Greta Thunberg mérite-t-elle le prix Nobel de la paix ? Les dirigeants de nos partis sont divisés

Greta Thunberg sera-t-elle prix Nobel de la paix ? Son nom suscite presque immédiatement la polémique, sur les réseaux sociaux, comme durant les dîners de famille. 

Greta Thunberg, militante suédoise rendue célèbre par un discours prononcé à la conférence pour le climat de Katowice est devenu un phénomène de société. Elle incarne cette jeunesse qui tente de renverser l’ordre établi pour lutter contre le réchauffement climatique.

Le nom du lauréat du prestigieux prix sera dévoilé ce vendredi 11 octobre à Oslo. Cette jeune femme de 16 ans, à l’origine du mouvement “Fridays for Future”, est la favorite des bookmakers.

Les pronostics sont hasardeux, sinon impossible. Les listes nominatives des candidats restent cinquante ans secrètes. Pour la paix, le Comité Nobel norvégien, qui décerne le prix, a enregistré 301 candidatures cette année.
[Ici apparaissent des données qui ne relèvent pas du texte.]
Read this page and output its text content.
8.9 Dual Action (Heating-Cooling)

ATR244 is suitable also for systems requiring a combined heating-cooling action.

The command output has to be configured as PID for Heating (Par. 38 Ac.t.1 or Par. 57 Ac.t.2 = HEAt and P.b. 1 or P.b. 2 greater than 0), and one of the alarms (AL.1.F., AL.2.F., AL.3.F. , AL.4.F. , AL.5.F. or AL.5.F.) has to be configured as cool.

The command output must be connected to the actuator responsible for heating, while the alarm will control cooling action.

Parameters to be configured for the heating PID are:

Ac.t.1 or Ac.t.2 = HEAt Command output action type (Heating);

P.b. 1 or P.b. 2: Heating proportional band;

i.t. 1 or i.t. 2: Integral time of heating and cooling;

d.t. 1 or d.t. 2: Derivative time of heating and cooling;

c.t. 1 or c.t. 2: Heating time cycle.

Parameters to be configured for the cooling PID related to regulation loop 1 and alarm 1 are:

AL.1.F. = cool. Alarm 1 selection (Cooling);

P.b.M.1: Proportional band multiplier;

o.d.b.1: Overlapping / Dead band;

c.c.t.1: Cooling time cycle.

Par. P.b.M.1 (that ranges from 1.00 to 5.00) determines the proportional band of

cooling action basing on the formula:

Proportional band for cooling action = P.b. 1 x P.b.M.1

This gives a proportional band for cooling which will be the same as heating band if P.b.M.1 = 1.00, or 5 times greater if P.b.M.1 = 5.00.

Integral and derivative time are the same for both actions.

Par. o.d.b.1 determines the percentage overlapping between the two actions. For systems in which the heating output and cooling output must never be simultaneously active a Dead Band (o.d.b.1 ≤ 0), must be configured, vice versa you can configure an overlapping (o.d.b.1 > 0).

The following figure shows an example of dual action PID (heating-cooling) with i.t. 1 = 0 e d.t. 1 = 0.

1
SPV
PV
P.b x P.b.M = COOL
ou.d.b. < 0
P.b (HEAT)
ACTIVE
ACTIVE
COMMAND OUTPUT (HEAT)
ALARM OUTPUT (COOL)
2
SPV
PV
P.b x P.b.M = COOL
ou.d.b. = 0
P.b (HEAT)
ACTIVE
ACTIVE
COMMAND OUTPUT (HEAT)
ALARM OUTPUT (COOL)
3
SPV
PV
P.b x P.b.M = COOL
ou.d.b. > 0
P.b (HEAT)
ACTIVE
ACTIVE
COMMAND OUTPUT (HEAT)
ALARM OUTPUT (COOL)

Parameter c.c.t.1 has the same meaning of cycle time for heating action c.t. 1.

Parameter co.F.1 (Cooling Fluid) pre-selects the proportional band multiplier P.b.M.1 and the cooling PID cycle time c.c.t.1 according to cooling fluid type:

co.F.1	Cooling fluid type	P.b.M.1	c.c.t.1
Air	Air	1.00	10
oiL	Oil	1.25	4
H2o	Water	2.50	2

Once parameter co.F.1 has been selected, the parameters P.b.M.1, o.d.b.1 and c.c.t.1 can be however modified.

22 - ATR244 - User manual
Traditionnellement sensible aux préoccupations de l’opinion, le comité n’a pu passer à côté du phénomène “Greta” et de l’engouement qu’elle suscite auprès des jeunes générations dans son combat pour alerter les dirigeants du monde sur l’urgence climatique.

Les experts restent cependant divisés sur la réalité du lien entre conflits armés et dérèglement climatique.

Le directeur de l’Institut de recherche sur la paix d’Oslo (Prio), Henrik Urdal juge, “extrêmement improbable” que la jeune fille obtienne le prix, soulignant aussi son jeune âge. Greta Thunberg a 16 ans. La plus jeune lauréate, Malala Yousafzai, s’était vue décerner le prix Nobel à 17 ans en 2014.

Mais qu’en pensent nos politiques ? S’exprimer sur le sujet est devenu épineux. Beaucoup l’aiment, beaucoup la détestent : les réactions sont rarement tièdes la concernant.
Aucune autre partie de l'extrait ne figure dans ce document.